女を思い出す時
「のんママ
もう足痛いんだから仕事辞めたら?」

真美が心配する。

「だってパパ 別に
のんママ仕事しなくてもいいでしょ?」

「そうだよ。ダイエットと騒ぐなら
ジムでも通えばいいのに。」

焼肉を頬張ってる私に心配する二人。

「ジムなんてもったいないもん。
仕事してたら体動かせるし・・・・
お金もらってダイエットできる・・・・」

と言いかけたら

「痩せてないし~~」
真美がつっこんだ。

「おいおい~~」
真美の夫 恒彦が慌てたように言葉を遮る。

「なんかね患者さんからいろいろと
頂いちゃうのが悪いのかな。」

「紀香は いいんだよ。
ただ健康にだけ気をつけてくれたら。」
夫はいつも優しい。

「パパ そうやって豚に餌食べさせて
よくない よくない。」

「真美~~やめろって~~」
恒彦が口を押える。

「まーちゃん ひどいわ。」
私はそう言いながら もう一口肉を頬張る。

「いいんだけどね
膝痛いって言うんだもん。
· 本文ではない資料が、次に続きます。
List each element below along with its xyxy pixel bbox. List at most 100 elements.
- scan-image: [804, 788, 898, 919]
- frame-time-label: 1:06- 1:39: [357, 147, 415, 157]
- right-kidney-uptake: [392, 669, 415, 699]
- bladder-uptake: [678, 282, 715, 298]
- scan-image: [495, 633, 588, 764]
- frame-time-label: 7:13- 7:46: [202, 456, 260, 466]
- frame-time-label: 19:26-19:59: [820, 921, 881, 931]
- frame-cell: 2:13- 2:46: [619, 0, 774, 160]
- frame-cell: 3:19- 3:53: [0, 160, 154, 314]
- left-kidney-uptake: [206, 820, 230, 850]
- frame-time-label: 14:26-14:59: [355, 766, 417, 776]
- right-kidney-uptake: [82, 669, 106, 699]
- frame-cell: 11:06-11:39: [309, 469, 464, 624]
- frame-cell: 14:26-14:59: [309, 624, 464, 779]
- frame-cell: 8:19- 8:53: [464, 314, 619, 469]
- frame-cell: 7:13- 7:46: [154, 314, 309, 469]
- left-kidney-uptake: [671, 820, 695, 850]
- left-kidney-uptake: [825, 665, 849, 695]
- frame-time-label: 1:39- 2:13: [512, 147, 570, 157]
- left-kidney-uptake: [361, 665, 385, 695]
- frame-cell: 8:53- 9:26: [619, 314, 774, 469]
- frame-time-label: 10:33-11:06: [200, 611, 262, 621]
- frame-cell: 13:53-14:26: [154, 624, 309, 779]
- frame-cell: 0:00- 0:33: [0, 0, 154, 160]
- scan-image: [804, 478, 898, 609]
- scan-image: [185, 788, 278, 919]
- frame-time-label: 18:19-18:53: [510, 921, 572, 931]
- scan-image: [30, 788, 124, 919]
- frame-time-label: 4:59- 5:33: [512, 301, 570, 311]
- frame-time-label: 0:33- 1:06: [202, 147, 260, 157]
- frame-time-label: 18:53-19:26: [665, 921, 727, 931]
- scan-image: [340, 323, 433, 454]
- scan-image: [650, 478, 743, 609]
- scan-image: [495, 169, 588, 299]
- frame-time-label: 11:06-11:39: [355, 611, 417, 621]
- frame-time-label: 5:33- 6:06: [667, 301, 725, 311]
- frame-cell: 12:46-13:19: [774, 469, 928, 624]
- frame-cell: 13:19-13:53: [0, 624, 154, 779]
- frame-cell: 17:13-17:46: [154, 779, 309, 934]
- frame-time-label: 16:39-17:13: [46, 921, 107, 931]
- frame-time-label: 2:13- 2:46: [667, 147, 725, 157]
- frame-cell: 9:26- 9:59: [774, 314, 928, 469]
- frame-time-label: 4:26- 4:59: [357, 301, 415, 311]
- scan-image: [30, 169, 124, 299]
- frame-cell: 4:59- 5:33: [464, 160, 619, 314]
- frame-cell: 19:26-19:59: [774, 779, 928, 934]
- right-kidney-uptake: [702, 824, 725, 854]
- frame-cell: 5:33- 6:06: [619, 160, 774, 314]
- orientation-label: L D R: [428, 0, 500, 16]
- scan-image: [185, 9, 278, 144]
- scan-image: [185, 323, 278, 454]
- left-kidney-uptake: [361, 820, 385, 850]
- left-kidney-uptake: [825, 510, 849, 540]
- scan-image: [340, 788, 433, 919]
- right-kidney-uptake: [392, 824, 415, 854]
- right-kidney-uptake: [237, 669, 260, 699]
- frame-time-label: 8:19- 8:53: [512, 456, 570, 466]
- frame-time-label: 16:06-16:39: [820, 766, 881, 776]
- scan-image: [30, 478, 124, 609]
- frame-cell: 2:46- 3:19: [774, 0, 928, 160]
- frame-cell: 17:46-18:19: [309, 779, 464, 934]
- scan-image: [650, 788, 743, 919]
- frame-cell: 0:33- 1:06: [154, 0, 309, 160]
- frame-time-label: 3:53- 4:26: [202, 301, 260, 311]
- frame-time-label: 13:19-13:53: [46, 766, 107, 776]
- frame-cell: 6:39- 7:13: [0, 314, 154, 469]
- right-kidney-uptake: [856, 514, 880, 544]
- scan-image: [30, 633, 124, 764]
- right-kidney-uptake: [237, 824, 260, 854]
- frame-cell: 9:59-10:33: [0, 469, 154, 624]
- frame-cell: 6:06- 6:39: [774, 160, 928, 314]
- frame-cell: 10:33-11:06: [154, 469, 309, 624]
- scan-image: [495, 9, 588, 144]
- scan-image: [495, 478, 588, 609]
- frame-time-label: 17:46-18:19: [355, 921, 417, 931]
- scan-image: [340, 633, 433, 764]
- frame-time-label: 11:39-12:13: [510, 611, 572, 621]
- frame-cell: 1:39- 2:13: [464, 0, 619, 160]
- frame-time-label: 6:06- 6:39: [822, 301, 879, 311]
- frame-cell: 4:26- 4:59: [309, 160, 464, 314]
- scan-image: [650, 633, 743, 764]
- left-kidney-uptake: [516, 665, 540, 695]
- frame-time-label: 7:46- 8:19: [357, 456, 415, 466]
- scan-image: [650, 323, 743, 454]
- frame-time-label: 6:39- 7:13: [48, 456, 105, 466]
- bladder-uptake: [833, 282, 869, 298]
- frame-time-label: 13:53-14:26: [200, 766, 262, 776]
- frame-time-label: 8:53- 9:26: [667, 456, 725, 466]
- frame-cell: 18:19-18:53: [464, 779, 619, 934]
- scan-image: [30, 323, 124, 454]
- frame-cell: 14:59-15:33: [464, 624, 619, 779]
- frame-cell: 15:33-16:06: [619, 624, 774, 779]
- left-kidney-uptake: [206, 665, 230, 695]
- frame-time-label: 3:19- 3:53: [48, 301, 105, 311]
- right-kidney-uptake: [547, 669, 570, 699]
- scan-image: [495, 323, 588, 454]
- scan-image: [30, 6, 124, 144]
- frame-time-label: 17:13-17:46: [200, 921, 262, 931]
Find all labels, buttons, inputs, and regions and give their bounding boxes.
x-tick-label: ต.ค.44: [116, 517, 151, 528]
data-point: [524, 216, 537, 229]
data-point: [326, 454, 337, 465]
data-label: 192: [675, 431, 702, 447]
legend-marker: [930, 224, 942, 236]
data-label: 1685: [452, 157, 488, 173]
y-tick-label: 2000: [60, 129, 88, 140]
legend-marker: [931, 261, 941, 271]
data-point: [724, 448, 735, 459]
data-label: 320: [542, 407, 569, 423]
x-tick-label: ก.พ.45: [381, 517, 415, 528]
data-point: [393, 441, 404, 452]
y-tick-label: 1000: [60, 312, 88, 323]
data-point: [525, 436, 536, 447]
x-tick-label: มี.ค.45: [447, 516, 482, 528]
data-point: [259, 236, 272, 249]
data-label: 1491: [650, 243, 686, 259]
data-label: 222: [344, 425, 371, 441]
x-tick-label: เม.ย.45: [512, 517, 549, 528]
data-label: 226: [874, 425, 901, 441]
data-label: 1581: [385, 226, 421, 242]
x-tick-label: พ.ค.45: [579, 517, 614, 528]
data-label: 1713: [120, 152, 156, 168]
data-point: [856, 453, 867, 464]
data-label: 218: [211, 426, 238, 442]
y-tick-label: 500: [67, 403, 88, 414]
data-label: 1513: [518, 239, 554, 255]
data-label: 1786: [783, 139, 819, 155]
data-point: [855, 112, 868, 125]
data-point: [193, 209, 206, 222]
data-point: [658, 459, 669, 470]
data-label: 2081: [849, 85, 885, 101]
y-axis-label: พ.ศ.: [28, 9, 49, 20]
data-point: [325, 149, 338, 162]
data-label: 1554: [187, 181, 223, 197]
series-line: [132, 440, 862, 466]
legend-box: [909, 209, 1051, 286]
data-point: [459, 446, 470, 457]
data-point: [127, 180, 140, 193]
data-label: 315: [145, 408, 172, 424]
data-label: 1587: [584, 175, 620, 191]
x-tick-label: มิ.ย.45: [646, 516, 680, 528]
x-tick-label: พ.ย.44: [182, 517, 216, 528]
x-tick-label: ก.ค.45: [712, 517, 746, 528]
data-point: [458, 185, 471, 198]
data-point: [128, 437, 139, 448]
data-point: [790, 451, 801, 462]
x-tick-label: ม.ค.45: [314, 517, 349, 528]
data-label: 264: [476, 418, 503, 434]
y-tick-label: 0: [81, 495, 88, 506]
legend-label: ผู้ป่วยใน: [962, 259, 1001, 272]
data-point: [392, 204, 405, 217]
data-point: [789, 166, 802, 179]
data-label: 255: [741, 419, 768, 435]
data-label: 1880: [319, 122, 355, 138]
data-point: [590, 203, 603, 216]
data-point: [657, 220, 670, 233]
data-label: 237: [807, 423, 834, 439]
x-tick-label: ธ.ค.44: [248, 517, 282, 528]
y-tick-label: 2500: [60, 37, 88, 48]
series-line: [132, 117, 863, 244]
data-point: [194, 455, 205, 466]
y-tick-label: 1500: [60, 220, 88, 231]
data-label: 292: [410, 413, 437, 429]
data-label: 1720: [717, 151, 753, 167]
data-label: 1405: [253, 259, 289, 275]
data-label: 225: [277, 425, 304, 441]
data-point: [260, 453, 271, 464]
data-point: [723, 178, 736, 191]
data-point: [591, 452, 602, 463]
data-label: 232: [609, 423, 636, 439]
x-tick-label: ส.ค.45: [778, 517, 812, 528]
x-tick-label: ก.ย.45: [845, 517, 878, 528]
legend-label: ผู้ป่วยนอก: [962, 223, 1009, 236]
心配なの。
のんママには絶対 パパより長生きして欲しい。」

わかってる
辛口の真美が私を必要としてる事。

「それにね のんママめっちゃ綺麗だったんだよ。
ツネ 知らないでしょ。」

「いやいや 今も可愛いから~~。」
慌てる恒彦がおかしくて笑った。

「初めて会った時の事 まだ覚えてる。
綺麗なおねえちゃんでいい香りがして・・・・
面白くて優しくて……髪の毛可愛く縛ってくれた。」

「感心するけどよく覚えてるのね。
私が綺麗だったって事も。」

「紀香は 会社の中でも有名だったからね。
今は少し ふくよかになって愛らしさが増したよ。」

夫の褒め殺しに 恒彦はいつも目を白黒させる。

「おとうさん その愛の言葉
恥ずかしくないんですか?」

「ツネくん 愛してたらこんな言葉は
挨拶変わりにどんどん出るよ。」

「ツネ 私の事愛してないから
誉めてくれないの?」

我家は笑いの絶えない幸せな家族だった。